If they have something to trade with those like me, they might deliberately write an AI to control their hypercomputer, in order to make it easy for those like me to prove things.
But this takes us back to where we started. What could we offer them that they can't make themselves, and what can they offer us that we can't do ourselves?
Dropping this paper here as what I know to be the canonical text on this subject.
https://longtermrisk.org/files/Multiverse-wide-Cooperation-via-Correlated-Decision-Making.pdf
I understand the basic concept of counterfactual trade, and I can understand some examples where it can make sense to trade acausally between two different histories of our familiar world; for example, in Embedded Agency, Scott G and Abram discuss a game where Alice receives a card, either a king or an ace, and can either reveal it to or hide it from Bob, who will guess a probability p that the card is an ace. Bob's incentives are such that he wants to assign maximum probability to the actual outcome, while Alice receives 100*(1 - p^2) points no matter what her card is- so she wants to do her best to make Bob think she has a king.

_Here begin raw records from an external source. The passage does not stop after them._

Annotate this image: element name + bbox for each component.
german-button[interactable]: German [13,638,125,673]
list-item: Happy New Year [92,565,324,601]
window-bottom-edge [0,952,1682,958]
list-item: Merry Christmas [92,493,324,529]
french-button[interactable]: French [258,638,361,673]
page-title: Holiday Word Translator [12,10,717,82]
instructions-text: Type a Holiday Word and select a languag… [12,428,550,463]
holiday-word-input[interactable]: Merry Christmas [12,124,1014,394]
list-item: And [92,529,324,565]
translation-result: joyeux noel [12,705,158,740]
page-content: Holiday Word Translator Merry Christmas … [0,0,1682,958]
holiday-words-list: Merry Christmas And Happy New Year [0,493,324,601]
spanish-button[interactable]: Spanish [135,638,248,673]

In this example, one might naively think that if Alice has a king, she should reveal her card, so that Bob will guess p=0, earning Alice the maximum reward. However, under this policy, when Alice has an ace, Bob would be able to infer from Alice hiding the card, that the card is an ace, so he would guess p=100%, and Alice will receive 0 points.
If Alice instead decided to follow the policy of never revealing her card, Bob will be forced to always guess p = 0.5, earning Alice 100*(1 - 0.5^2) = 75 points each time; since Alice prefers a 100% chance of 75 points over a 50/50 shot at {0, 100}, Alice should actually hide her card even when she has a king. This is an example of counterfactual trade that makes sense to me.
Similar logic applies to glomarization, and Newcomb's Dillema also has an acausal trade flavor to it, which is similar to some dynamics that appear in normal human interactions.
However, my question is:
Do you know of a concrete example where acausal trade with a universe completely different from ours, with laws of physics different from ours, actually makes sense?
I struggle to think of such an example, where it'd both be harder for us to do something than it would be for an alien, acausally correlated species to do it, and where there would exist an acausally correlated species that would want to reward us by doing so in return for something more valuable that we can provide. Are there any such examples, or is it a valid conjecture that such acausal trades wouldn't ever make sense?